Serangan Si Sampah - Chapter 105
Bab 105 – Bertemu Kembali
“Bukankah Lingzhi mendaftar di Sekolah Kerajaan tanpa mengikuti ujian?” balas Lin Yue-er kepada Ye Fei dengan nada tidak menyenangkan.
“Itu karena sebagai murid paling berprestasi di Sekolah Kerajaan dalam seratus tahun, Pangeran Ketiga dialokasikan tiga tempat untuk merekomendasikan talenta luar biasa agar diterima di sekolah. Begitulah cara Gu Lingzhi berhasil masuk tanpa melalui prosedur normal.” Ye Fei mengejeknya, “Jika kau tidak mau mengantre, kau bisa meminta Pangeran Ketiga untuk merekomendasikan Gu Linglong. Kebetulan dia masih punya satu tempat tersisa, kenapa kau tidak mencoba saja?”
Wajah Lin Yue-er langsung memerah. Gu Linglong juga sama tidak senangnya dan dia menatap Ye Fei seolah ingin memakannya.
Beberapa hari yang lalu, Gu Linglong baru saja diperingatkan oleh Pangeran Ketiga untuk tidak pernah muncul di hadapannya lagi. Mengapa dia harus menggunakan kesempatan untuk merekomendasikannya masuk ke Sekolah Kerajaan? Jika dia memiliki niat itu, dia pasti sudah merekomendasikannya sejak lama, bersama dengan Gu Lingzhi.

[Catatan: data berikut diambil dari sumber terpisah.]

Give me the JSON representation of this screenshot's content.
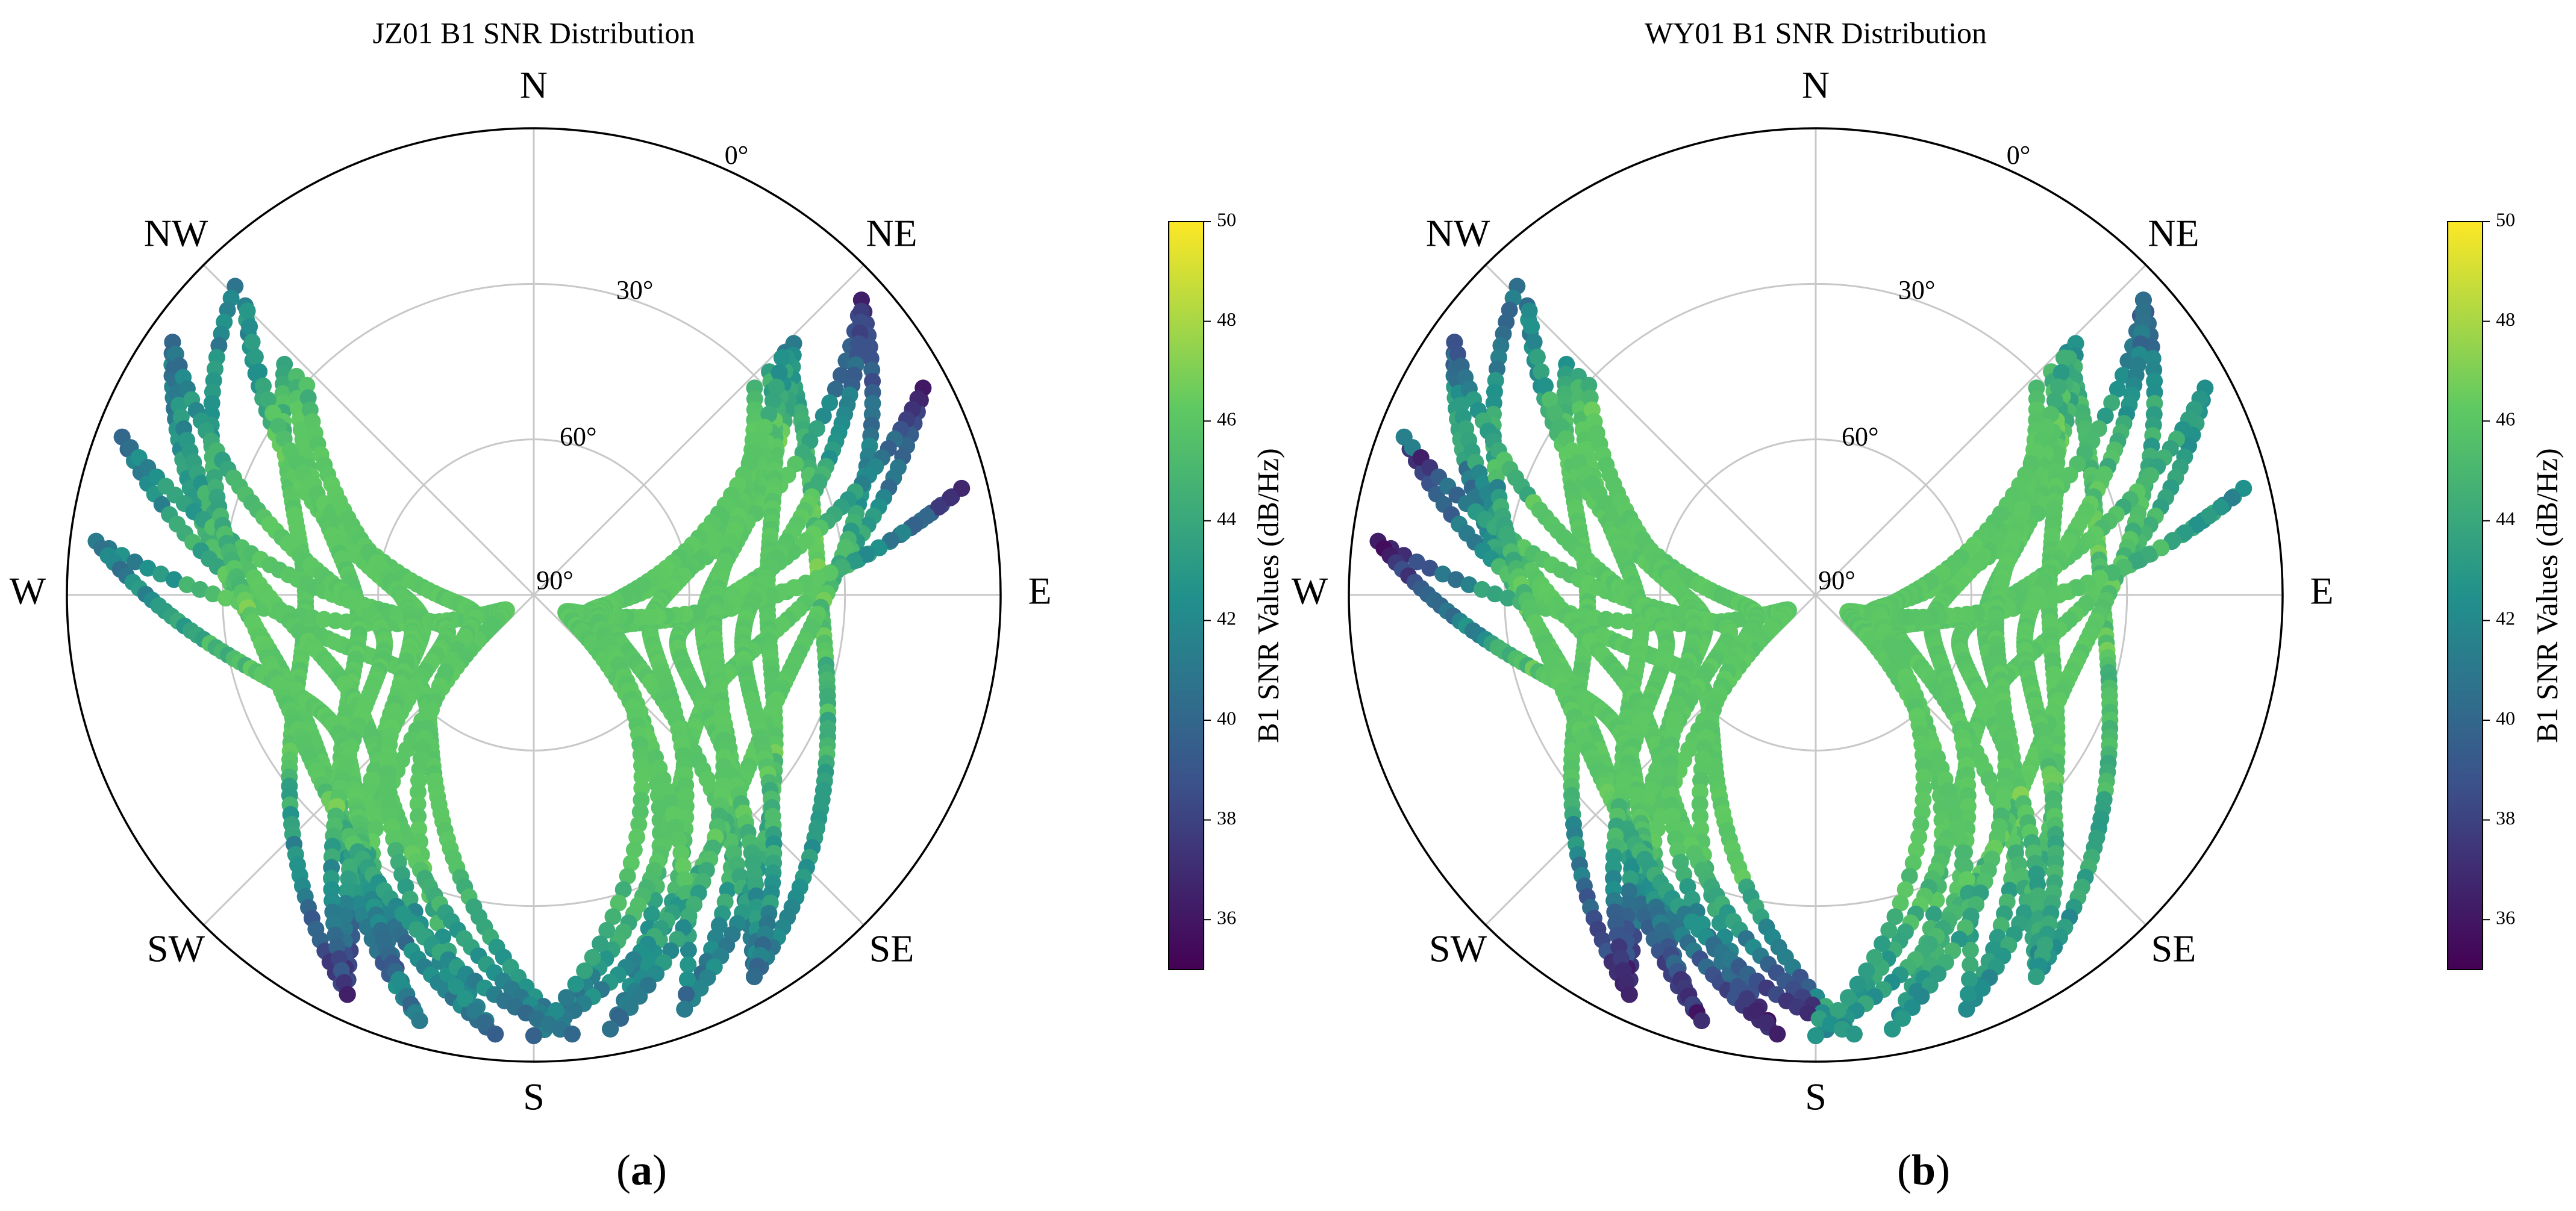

“Lingzhi, apakah begini cara teman-temanmu berbicara kepada orang yang lebih tua? Lebih baik kau tidak punya teman yang kurang ajar seperti itu.” Karena tidak mampu membantah Ye Fei, Lin Yue-er malah mengarahkan kritiknya kepada Gu Lingzhi.
Gu Lingzhi sedikit mengangkat kepalanya dan melirik Ye Fei dan Lin Yue-er. Dia menyembunyikan senyumnya dan berkata dengan lembut, “Ibu, apa yang dikatakan Ye Fei itu benar. Mengapa Ibu marah? Aku benar-benar tidak memiliki kekuasaan atau wewenang untuk membiarkan guru yang bertanggung jawab memberikan perlakuan istimewa kepada peserta mana pun.”
“Kau…” Lin Yue-er tak pernah menyangka Gu Lingzhi akan mempermalukannya di depan Gu Rong. Dalam amarah sesaat, ia ingin menegur Gu Lingzhi, tetapi tiba-tiba punggungnya terasa dingin, seolah-olah ia menjadi sasaran binatang buas. Saat menoleh, ia bertemu dengan sepasang mata yang tampak tidak berbahaya.
“Nyonya Gu, para tetua yang menindas yang muda akan mendapat balasan setimpal…” Qin Xinran mengedipkan mata dengan polos dan tampak sama sekali tidak berbahaya. Lin Yue-er terkejut oleh niat membunuh yang tak terbatas yang dirasakannya dari Qin Xinran. Dia sangat ketakutan sehingga lupa untuk menegur Gu Lingzhi. Dia memalingkan kepalanya setelah melirik Qin Xinran dan merasakan debaran di hatinya.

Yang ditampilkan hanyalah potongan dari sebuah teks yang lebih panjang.